British property panic a red flag for banks, insurers

Banks and building societies in the United Kingdom had around £90 billion (S$157 billion) in credit extended to domestic commercial real estate at the end of last year, said a study by De Montfort University. German, other international and US banks
Banks and building societies in the United Kingdom had around £90 billion (S$157 billion) in credit extended to domestic commercial real estate at the end of last year, said a study by De Montfort University. German, other international and US banks had £55 billion of exposure, having increased their investments in the sector since the 2008 financial crisis. PHOTO: BLOOMBERG

They could be hit if investment slows down, hurting demand for offices, shopping centres

FRANKFURT/LONDON • The run on British property funds has drawn attention to the vulnerability of the commercial real estate sector, largely funded by domestic banks and building societies but increasingly by foreign banks and insurers.

Banks and building societies in the UK had around £90 billion (S$157 billion) in credit extended to domestic commercial real estate at the end of last year, said a study by De Montfort University.

German, other international and US banks had £55 billion of exposure, having increased their investments in the sector since the 2008 financial crisis. Insurers, which prior to the crisis had barely any exposure, accounted for £25.9 billion.

This means they could all take a hit if Britain's vote to leave the European Union leads to a slowdown in business investment and depresses demand for offices and shopping centres, as expected.

"There is a lot of uncertainty at the moment," said Ms Sonja Knorr, a funds analyst in Germany at rating agency Scope. "Transactions in the UK have come to a halt."

The total value of British outstanding commercial real estate debt stood at £183.3 billion as at Dec 31 last year, the De Montfort study said.

The uncertainty has already caused panic among some commercial property investors. In the past week or so, more than £18 billion of investor cash in commercial property has been frozen as funds run by M&G Investments, Standard Life Investments and Threadneedle Investments, among others, suspended trading.

While ordinary retail investors stand to lose most initially, some funds have been paring back the value they put on their property - a signal that a price drop is likely. That would hit the banks that lent or insurers invested in property.

Legal & General's fund arm and F&C Investments both cut the value of their United Kingdom property funds on Thursday to discourage withdrawals.

"Property is so much about confidence," said Mr Danny Cox of broker Hargreaves Lansdown. "Once you have this kind of dent, it will take a time to come back."

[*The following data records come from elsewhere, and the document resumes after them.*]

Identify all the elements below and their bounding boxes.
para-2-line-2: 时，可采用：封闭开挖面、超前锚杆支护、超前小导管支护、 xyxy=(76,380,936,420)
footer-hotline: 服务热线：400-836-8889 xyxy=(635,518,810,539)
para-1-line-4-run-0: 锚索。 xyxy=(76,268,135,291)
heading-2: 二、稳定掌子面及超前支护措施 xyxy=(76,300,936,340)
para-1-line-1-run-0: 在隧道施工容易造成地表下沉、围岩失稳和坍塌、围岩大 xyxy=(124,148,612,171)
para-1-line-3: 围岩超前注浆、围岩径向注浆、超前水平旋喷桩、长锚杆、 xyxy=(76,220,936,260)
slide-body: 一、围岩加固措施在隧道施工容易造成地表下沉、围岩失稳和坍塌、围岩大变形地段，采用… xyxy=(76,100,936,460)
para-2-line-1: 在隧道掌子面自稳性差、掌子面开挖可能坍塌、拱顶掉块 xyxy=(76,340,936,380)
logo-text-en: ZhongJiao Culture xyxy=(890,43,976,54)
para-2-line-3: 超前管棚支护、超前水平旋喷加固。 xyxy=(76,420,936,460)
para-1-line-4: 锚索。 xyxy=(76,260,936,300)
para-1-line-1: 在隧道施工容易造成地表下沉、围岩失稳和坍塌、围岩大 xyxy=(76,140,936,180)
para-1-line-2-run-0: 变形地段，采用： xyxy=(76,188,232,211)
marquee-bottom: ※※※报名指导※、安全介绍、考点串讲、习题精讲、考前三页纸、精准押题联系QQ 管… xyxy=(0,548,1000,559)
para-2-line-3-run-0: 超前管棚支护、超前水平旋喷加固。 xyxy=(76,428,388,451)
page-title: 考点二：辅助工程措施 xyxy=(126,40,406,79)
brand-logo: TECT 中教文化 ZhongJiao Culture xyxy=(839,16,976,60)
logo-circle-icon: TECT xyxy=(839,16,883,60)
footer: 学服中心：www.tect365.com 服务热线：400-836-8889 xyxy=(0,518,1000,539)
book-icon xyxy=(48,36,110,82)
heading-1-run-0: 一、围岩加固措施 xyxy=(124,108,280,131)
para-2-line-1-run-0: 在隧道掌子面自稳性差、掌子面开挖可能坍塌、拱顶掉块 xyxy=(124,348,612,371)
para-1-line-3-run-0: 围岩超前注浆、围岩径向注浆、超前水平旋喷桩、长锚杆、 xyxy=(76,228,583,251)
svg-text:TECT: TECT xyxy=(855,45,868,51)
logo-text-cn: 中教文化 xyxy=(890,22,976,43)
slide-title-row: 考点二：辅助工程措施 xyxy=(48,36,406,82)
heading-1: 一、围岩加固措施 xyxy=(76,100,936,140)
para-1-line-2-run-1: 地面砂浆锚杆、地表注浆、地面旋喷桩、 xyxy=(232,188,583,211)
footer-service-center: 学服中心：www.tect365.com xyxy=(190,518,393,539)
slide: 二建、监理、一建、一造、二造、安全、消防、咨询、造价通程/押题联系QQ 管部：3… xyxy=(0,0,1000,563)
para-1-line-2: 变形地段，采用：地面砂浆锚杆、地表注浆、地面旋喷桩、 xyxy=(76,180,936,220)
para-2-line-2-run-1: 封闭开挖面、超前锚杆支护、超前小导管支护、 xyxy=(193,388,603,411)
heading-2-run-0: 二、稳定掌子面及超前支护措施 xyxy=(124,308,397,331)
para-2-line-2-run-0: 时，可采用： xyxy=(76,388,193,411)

While UK banks' exposure to the sector is high, accounting for 45 per cent of lending last year, according to the De Montfort Commercial Property Lending Report, it is down from over two thirds a decade ago.

UK banks' loans to the sector have declined every year since 2009, according to Bernstein Research, returning to slight growth only in March this year.

Meanwhile, German banks had more than £18 billion of outstanding loans in British real estate, compared to £10.5 billion of US peers at the end of last year, De Montfort said. For some foreign lenders, commercial property may still be an attractive proposition because of the fall in the value of the pound.

"A 17 per cent fall in the value of sterling makes investments in Britain interesting, despite the Brexit. That goes for UK property as well, an area we are now looking at,"said Mr Andreas Gruber, chief investment officer of German insurer Allianz, responsible for investments of €640 billion (S$958 billion). "The lower value of the currency offers an attractive discount."